We need to anticipate what is going to happen and prepare.
It’s unlikely to be a mutation because monkeypox virus is a DNA virus, which does not change much and has much less propensity for mutation and variant generation, like SARS-CoV-2, which is an RNA virus. But to be on the safe side, we should do our sequencing so that we’ll know exactly what we’re facing and be able compare with what they have in Europe right now.
We must also make communities aware that this is going on. We now know that a UK resident who arrived in Nigeria on April 20, 2022, and travelled to Lagos and Delta states departed Lagos on May 3, 2022, and arrived in the UK, where the diagnosis of monkeypox was confirmed on 6 May, 2022. This information is enough to alert us that someone was infected with monkeypox through contact with a Nigerian, while in Nigeria. We should conduct contact tracing to determine if there are more cases.
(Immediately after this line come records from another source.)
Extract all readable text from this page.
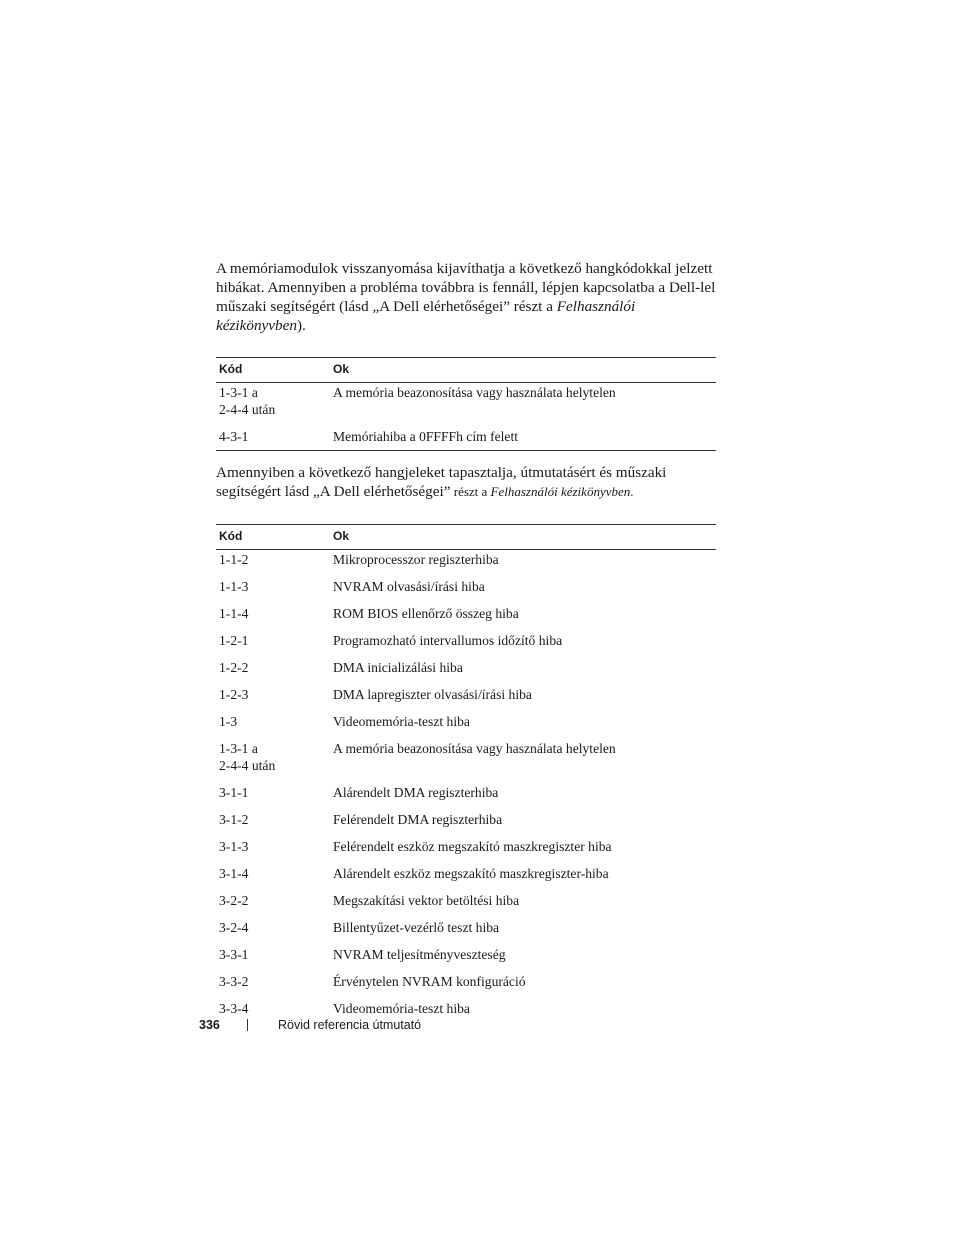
A memóriamodulok visszanyomása kijavíthatja a következő hangkódokkal jelzett hibákat. Amennyiben a probléma továbbra is fennáll, lépjen kapcsolatba a Dell-lel műszaki segítségért (lásd „A Dell elérhetőségei” részt a Felhasználói kézikönyvben).

Kód	Ok

1-3-1 a
2-4-4 után	A memória beazonosítása vagy használata helytelen

4-3-1	Memóriahiba a 0FFFFh cím felett

Amennyiben a következő hangjeleket tapasztalja, útmutatásért és műszaki segítségért lásd „A Dell elérhetőségei” részt a Felhasználói kézikönyvben.

Kód	Ok

1-1-2	Mikroprocesszor regiszterhiba

1-1-3	NVRAM olvasási/írási hiba

1-1-4	ROM BIOS ellenőrző összeg hiba

1-2-1	Programozható intervallumos időzítő hiba

1-2-2	DMA inicializálási hiba

1-2-3	DMA lapregiszter olvasási/írási hiba

1-3	Videomemória-teszt hiba

1-3-1 a
2-4-4 után	A memória beazonosítása vagy használata helytelen

3-1-1	Alárendelt DMA regiszterhiba

3-1-2	Felérendelt DMA regiszterhiba

3-1-3	Felérendelt eszköz megszakító maszkregiszter hiba

3-1-4	Alárendelt eszköz megszakító maszkregiszter-hiba

3-2-2	Megszakítási vektor betöltési hiba

3-2-4	Billentyűzet-vezérlő teszt hiba

3-3-1	NVRAM teljesítményveszteség

3-3-2	Érvénytelen NVRAM konfiguráció

3-3-4	Videomemória-teszt hiba
336	Rövid referencia útmutató
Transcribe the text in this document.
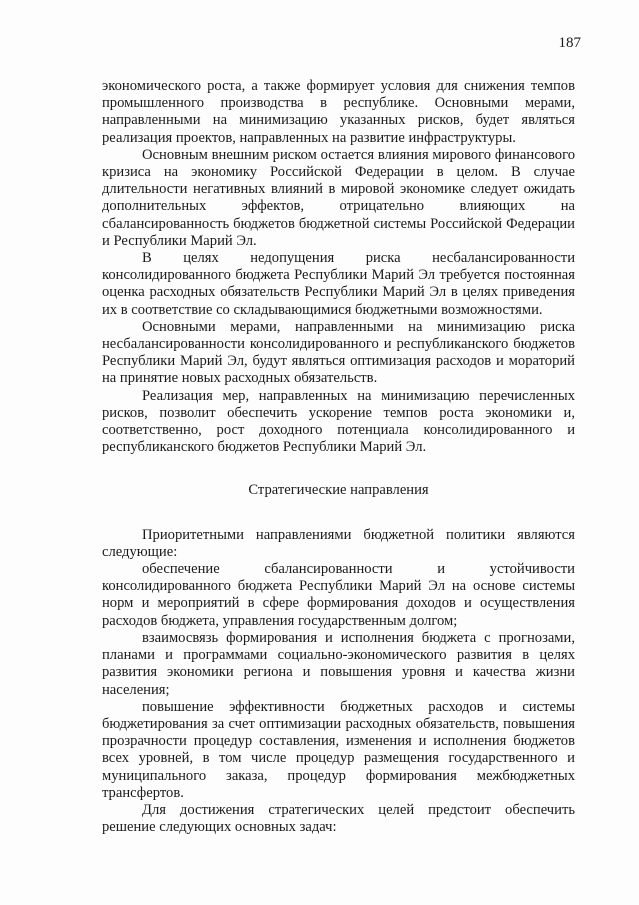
187

экономического роста, а также формирует условия для снижения темпов промышленного производства в республике. Основными мерами, направленными на минимизацию указанных рисков, будет являться реализация проектов, направленных на развитие инфраструктуры.

Основным внешним риском остается влияния мирового финансового кризиса на экономику Российской Федерации в целом. В случае длительности негативных влияний в мировой экономике следует ожидать дополнительных эффектов, отрицательно влияющих на сбалансированность бюджетов бюджетной системы Российской Федерации и Республики Марий Эл.

В целях недопущения риска несбалансированности консолидированного бюджета Республики Марий Эл требуется постоянная оценка расходных обязательств Республики Марий Эл в целях приведения их в соответствие со складывающимися бюджетными возможностями.

Основными мерами, направленными на минимизацию риска несбалансированности консолидированного и республиканского бюджетов Республики Марий Эл, будут являться оптимизация расходов и мораторий на принятие новых расходных обязательств.

Реализация мер, направленных на минимизацию перечисленных рисков, позволит обеспечить ускорение темпов роста экономики и, соответственно, рост доходного потенциала консолидированного и республиканского бюджетов Республики Марий Эл.

Стратегические направления

Приоритетными направлениями бюджетной политики являются следующие:

обеспечение сбалансированности и устойчивости консолидированного бюджета Республики Марий Эл на основе системы норм и мероприятий в сфере формирования доходов и осуществления расходов бюджета, управления государственным долгом;

взаимосвязь формирования и исполнения бюджета с прогнозами, планами и программами социально-экономического развития в целях развития экономики региона и повышения уровня и качества жизни населения;

повышение эффективности бюджетных расходов и системы бюджетирования за счет оптимизации расходных обязательств, повышения прозрачности процедур составления, изменения и исполнения бюджетов всех уровней, в том числе процедур размещения государственного и муниципального заказа, процедур формирования межбюджетных трансфертов.

Для достижения стратегических целей предстоит обеспечить решение следующих основных задач:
It should also be used as an opportunity to get information across to our people and make them aware that we still have this disease and provide prevention and control guidelines. If somebody has a rash, that person should report to the hospital for further investigation and hospital staff should put in place, infection prevention and control procedures – including wearing gloves and other protective materials. To avoid being infected and becoming a source of infection to others, health workers who are dealing with infected people should take standard infection prevention and control precautions: hand washing, personal protective equipment, respiratory hygiene, cough etiquette and safe injection practices The message is that of awareness and preparedness, but not panic.
How does monkeypox spread?
The virus can be spread by direct contact with body fluids of an infected person or with virus-contaminated objects, such as bedding or clothing. In addition, it can be transmitted by respiratory droplets during direct and prolonged face-to-face contact. It is not easily spread as SARS-CoV-2. This is some good news. Therefore, it is important to reduce contact with whoever is infected.
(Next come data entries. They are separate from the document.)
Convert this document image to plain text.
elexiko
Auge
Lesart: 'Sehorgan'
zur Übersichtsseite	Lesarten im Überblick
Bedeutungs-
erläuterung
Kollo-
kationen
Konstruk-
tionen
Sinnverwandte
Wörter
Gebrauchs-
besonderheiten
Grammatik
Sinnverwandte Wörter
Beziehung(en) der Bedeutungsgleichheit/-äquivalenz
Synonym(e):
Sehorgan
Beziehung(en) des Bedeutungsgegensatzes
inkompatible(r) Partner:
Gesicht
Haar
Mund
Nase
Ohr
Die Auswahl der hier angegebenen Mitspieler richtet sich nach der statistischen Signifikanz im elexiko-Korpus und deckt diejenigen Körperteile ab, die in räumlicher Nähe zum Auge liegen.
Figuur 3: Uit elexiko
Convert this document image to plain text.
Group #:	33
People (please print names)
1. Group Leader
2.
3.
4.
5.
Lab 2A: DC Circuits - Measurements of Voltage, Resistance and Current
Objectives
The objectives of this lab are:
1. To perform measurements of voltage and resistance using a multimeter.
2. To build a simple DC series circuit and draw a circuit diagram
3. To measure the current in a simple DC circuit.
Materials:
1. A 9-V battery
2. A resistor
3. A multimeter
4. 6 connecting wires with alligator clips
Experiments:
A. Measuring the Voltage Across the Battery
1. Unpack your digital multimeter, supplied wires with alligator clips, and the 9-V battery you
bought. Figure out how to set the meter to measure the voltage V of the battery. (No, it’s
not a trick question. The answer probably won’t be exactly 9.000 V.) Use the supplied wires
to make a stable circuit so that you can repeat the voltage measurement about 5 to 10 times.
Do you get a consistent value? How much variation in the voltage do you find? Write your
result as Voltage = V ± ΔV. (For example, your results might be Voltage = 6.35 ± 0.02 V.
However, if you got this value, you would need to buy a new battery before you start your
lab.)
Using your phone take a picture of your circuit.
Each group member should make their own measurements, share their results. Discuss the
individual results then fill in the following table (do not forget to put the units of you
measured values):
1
Should the world be worried? What about treatment?
Sure, we should be worried. The disease can cause the death of one out of 10 infected people and can spread very quickly. The symptoms – fever, malaise, and headache – of monkeypox are more severe than those of chickenpox.
The other reason for concern is that there is no specific treatment or vaccine available for monkeypox infection. In the past, the anti-smallpox vaccine was shown to be 85% effective in preventing monkeypox. But smallpox has been eradicated so the vaccine isn’t widely available anymore.
Nevertheless outbreaks can be controlled. The first step is preventing infections. This can be achieved through public health awareness campaigns to reduce the risk of animal-to-human transmission. Key messages would include the fact that people should avoid contact with sick or dead animals that could harbour the virus, especially in areas known to be monkeypox hotspots.
Other precautions include ensuring that infected people are isolated and that health workers caring for ill people must wear gloves and protective equipment.
Are there many strains?
So far, no, there seem to be only two types – the Congo Basin and West African strains.
It is unlikely to have strange mutations as happened with SARS-CoV-2, which causes COVID. Remember that monkeypox is a DNA virus. It’s not an RNA virus, which mutate frequently generating variants of concern.